Eu tinha uns 16 anos da primeira vez que bebi de verdade. Ia passar um ano fora e pensei: “Não posso viajar sem saber o que é beber”. Morei em Israel, num kibutz, e eu sempre passava do ponto. Era a inimiga do fim, bebia até apagar e me colocava em situações de risco. Na juventude, isso é visto como engraçado, mas os sinais estavam ali.
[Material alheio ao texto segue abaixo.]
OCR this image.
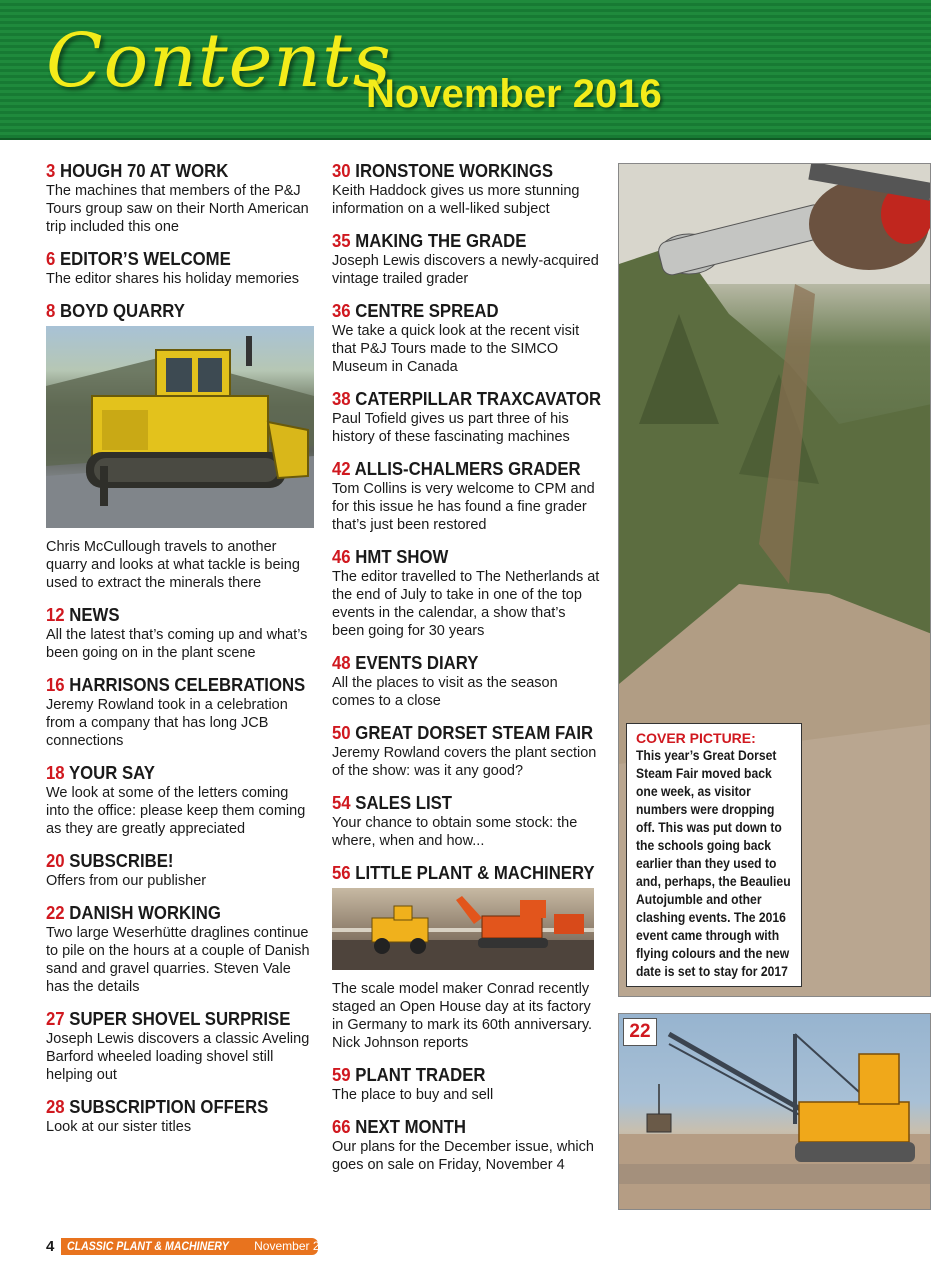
Contents
November 2016
3 HOUGH 70 AT WORK
The machines that members of the P&J Tours group saw on their North American trip included this one
6 EDITOR’S WELCOME
The editor shares his holiday memories
8 BOYD QUARRY
Chris McCullough travels to another quarry and looks at what tackle is being used to extract the minerals there
12 NEWS
All the latest that’s coming up and what’s been going on in the plant scene
16 HARRISONS CELEBRATIONS
Jeremy Rowland took in a celebration from a company that has long JCB connections
18 YOUR SAY
We look at some of the letters coming into the office: please keep them coming as they are greatly appreciated
20 SUBSCRIBE!
Offers from our publisher
22 DANISH WORKING
Two large Weserhütte draglines continue to pile on the hours at a couple of Danish sand and gravel quarries. Steven Vale has the details
27 SUPER SHOVEL SURPRISE
Joseph Lewis discovers a classic Aveling Barford wheeled loading shovel still helping out
28 SUBSCRIPTION OFFERS
Look at our sister titles
30 IRONSTONE WORKINGS
Keith Haddock gives us more stunning information on a well-liked subject
35 MAKING THE GRADE
Joseph Lewis discovers a newly-acquired vintage trailed grader
36 CENTRE SPREAD
We take a quick look at the recent visit that P&J Tours made to the SIMCO Museum in Canada
38 CATERPILLAR TRAXCAVATOR
Paul Tofield gives us part three of his history of these fascinating machines
42 ALLIS-CHALMERS GRADER
Tom Collins is very welcome to CPM and for this issue he has found a fine grader that’s just been restored
46 HMT SHOW
The editor travelled to The Netherlands at the end of July to take in one of the top events in the calendar, a show that’s been going for 30 years
48 EVENTS DIARY
All the places to visit as the season comes to a close
50 GREAT DORSET STEAM FAIR
Jeremy Rowland covers the plant section of the show: was it any good?
54 SALES LIST
Your chance to obtain some stock: the where, when and how...
56 LITTLE PLANT & MACHINERY
The scale model maker Conrad recently staged an Open House day at its factory in Germany to mark its 60th anniversary. Nick Johnson reports
59 PLANT TRADER
The place to buy and sell
66 NEXT MONTH
Our plans for the December issue, which goes on sale on Friday, November 4
COVER PICTURE:
This year’s Great Dorset Steam Fair moved back one week, as visitor numbers were dropping off. This was put down to the schools going back earlier than they used to and, perhaps, the Beaulieu Autojumble and other clashing events. The 2016 event came through with flying colours and the new date is set to stay for 2017
22
4	CLASSIC PLANT & MACHINERY November 2016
Depois dos 25, o meu consumo se intensificou e os efeitos também. Bebia mais, apagava mais rápido, perdia a memória. Eu já trabalhava com cinema e estava por trás da produção de grandes filmes, como Minha Mãe É uma Peça, Nosso Lar, entre outros. Ouvi de amigos que eu bebia muito. Em seguida, passei a beber escondido. Coloquei meu trabalho e tudo o que eu tinha construído em risco. Quando fiz 30 anos, eu estava vazia, solitária e deprimida. Meus pais me disseram para procurar ajuda. Fui a três psiquiatras, até encontrar um que me indicou o grupo de apoio Alcoólicos Anônimos (AA). Ali, entendi que eu tinha uma doença e que poderia recomeçar sem a bebida – uma virada de chave importante. Eu não sabia viver sem beber. Como iria sair, me divertir, me relacionar? Achava que minha vida tinha acabado – quando, na verdade, ela começou.
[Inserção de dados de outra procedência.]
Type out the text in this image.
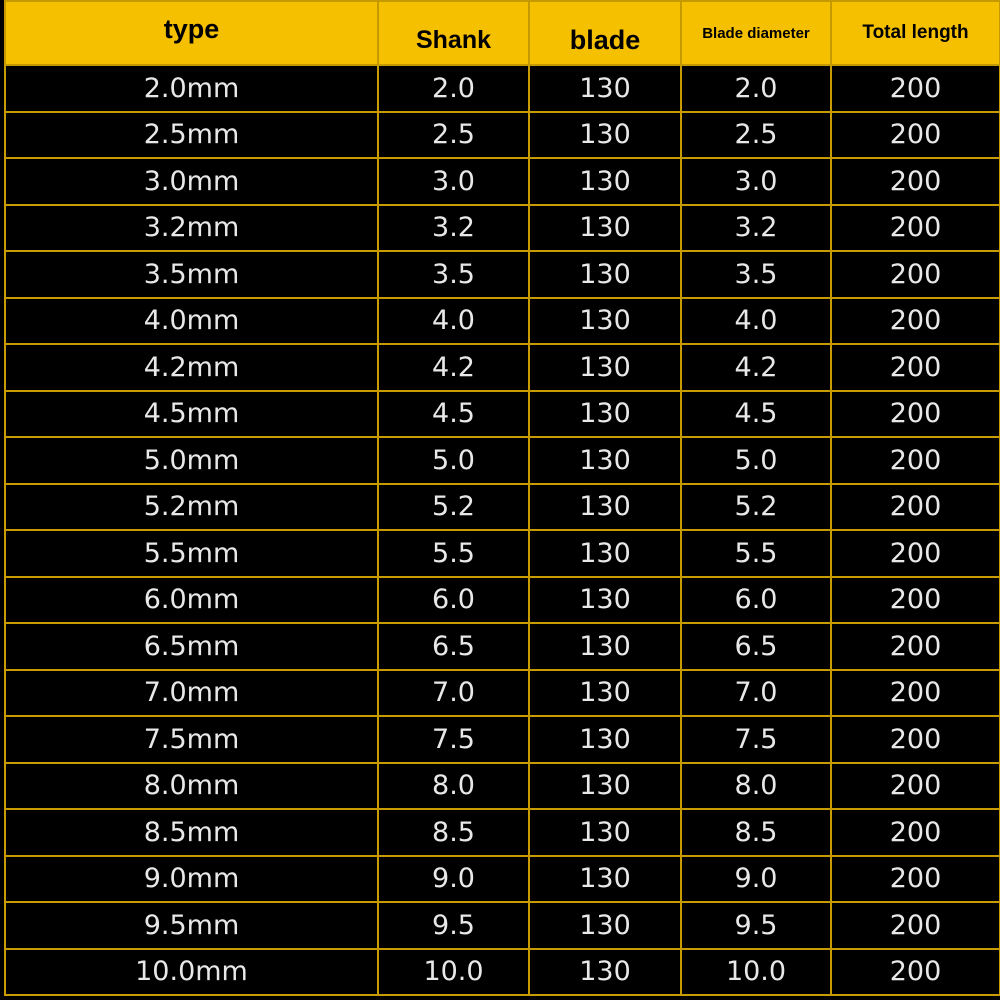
type	Shank	blade	Blade diameter	Total length
2.0mm	2.0	130	2.0	200
2.5mm	2.5	130	2.5	200
3.0mm	3.0	130	3.0	200
3.2mm	3.2	130	3.2	200
3.5mm	3.5	130	3.5	200
4.0mm	4.0	130	4.0	200
4.2mm	4.2	130	4.2	200
4.5mm	4.5	130	4.5	200
5.0mm	5.0	130	5.0	200
5.2mm	5.2	130	5.2	200
5.5mm	5.5	130	5.5	200
6.0mm	6.0	130	6.0	200
6.5mm	6.5	130	6.5	200
7.0mm	7.0	130	7.0	200
7.5mm	7.5	130	7.5	200
8.0mm	8.0	130	8.0	200
8.5mm	8.5	130	8.5	200
9.0mm	9.0	130	9.0	200
9.5mm	9.5	130	9.5	200
10.0mm	10.0	130	10.0	200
Eu já estava fazia catorze anos sóbria quando tive a recaída. Naquele momento, senti que tinha feito muito da vida. Já havia me casado, tido filhos, pagava minhas contas, tinha autonomia e independência, assim como um cansaço e estresse enormes. Tudo isso foi vertido em uma frase perigosa que é: “Eu mereço”. Eu mereço beber. Eu mereço relaxar. A gente cria uma narrativa inteira para justificar a própria compulsão. Na época, o meu filho mais velho devia ter uns 11 anos, e o mais novo, uns 8. Antes disso, não existia álcool na minha casa. Eles nem sabiam a diferença entre vinho e cerveja. De repente, tudo mudou e eles não entendiam o que estava acontecendo comigo. Eu bebia escondido, dizia que não estava bêbada e queria continuar parecendo a mulher sóbria, confiável e sólida. Ao me ver alterada, meus filhos notaram que existia outra versão de mim. Por proteção, criaram uma personagem e deram nome a essa mulher que bebia: ela era a Vânia – ideia que repliquei no filme (Des)Controle, como uma segunda versão da protagonista. Foi a forma que eles encontraram de preservar a imagem da mãe deles. “Essa é a minha mãe. Aquela outra, eu não quero saber dela.” Tive de aceitar que a Vânia existe e continua comigo. E eu preciso trabalhar todos os dias para mantê-la sob controle, pois o alcoolismo não vai embora. Ele fica em silêncio, esperando uma brecha. A decisão de parar é consciente e diária. Eu vivo no “só por hoje”. (Des)Controle era o filme que eu gostaria de ter visto, pois teria me ajudado. Quem sabe ele possa ajudar outras pessoas.